The White House realized after the executive order was issued that green-card holders were a problem, but then made a stupid legal error. Rather than issue a new order, the White House counsel issued “guidance” to say the order was not intended to affect green-card holders. The court scoffed, “The Government has offered no authority establishing that the White House counsel is empowered to issue an amended order superseding the Executive Order signed by the President.” The government lawyers failed to show that the modification was even binding. Along with green-card holders, the court found those with visas also are entitled to due process.
While the court chose not to rule directly on First Amendment grounds, it did dismiss the argument this was not a Muslim ban. The court found that “the States have offered evidence of numerous statements by the President about his intent to implement a ‘Muslim ban.'” On this, Trump dug his own legal grave.
In then weighing the “irreparable injury” that might be done by staying the ban, the court observed that the administration provided “no evidence that any alien from any of the countries named in the Order has perpetrated a terrorist attack in the United States.” In biting criticism, the court found, “Rather than present evidence to explain the need for the Executive Order, the Government has taken the position that we must not review its decision at all.” This too was a complete failure of lawyering. Not a single affidavit or other showing attesting to the imminent harm to American national security was produced. In fairness to the executive branch’s lawyers, though, maybe there simply is not any.

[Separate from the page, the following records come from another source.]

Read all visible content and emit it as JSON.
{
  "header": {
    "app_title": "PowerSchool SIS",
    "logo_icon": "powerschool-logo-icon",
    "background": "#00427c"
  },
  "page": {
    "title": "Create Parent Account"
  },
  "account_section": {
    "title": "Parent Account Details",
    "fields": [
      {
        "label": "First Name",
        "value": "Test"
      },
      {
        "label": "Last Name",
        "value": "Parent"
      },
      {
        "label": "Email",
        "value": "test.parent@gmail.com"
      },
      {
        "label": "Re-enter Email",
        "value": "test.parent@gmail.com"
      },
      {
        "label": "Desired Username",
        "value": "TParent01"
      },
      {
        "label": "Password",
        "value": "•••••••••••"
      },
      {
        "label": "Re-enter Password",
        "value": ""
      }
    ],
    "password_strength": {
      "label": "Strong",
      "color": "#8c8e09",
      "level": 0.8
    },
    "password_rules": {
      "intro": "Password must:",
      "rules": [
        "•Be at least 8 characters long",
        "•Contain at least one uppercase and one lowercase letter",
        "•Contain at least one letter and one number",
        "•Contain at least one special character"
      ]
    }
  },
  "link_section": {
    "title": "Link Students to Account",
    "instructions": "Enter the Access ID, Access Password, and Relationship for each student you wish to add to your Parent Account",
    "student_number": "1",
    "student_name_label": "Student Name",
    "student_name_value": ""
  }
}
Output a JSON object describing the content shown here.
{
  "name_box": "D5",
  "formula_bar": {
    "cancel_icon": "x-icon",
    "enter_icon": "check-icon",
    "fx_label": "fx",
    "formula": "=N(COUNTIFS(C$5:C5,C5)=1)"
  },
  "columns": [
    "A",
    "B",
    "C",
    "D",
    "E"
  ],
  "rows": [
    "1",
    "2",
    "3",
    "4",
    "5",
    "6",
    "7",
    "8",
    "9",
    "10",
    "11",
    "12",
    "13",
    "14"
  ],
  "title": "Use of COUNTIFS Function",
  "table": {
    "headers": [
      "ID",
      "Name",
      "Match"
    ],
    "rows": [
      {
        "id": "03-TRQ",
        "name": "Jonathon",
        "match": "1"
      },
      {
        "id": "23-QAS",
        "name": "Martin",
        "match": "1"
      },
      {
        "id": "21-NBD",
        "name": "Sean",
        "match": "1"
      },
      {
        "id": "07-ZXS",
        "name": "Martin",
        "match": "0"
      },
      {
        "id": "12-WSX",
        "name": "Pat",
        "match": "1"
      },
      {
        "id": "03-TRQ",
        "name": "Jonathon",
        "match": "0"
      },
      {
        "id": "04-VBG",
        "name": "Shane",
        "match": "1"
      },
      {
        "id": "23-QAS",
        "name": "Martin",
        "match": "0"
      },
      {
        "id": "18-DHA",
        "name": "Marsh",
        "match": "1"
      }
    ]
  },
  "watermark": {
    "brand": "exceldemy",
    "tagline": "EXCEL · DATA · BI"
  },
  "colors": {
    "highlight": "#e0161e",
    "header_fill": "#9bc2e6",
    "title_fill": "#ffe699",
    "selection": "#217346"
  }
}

The White House seemed to believe that issuing an executive order was no different than putting out a campaign white paper. The court, to its credit, reminded the administration that presidents have ample, but not unlimited, power. Constitutional restraints still apply to the president, even on national security.
A more rational president who actually believed national security was at risk would heed the court’s directions, issue a narrower ban that would pass muster and roll that out with proper coordination. But Trump must “win” and can never accept error — even if his aides deserve some of the blame. He’ll persist, he says, to the Supreme Court (or perhaps first to an en banc review). If he truly believes that we are in peril, it is he who is endangering the country by choosing to leave the country with no travel ban whatsoever. And of course, with regard to real risks — radicalized Americans, lone wolves, etc. — the president is doing nothing, thereby leaving the country no safer than it was under his predecessor.
This is a humiliating defeat for the White House, revealing just how amateurish the president and his advisers are. The frightful part is that if they cannot handle a simple executive order, what makes anyone think they can handle far more difficult challenges?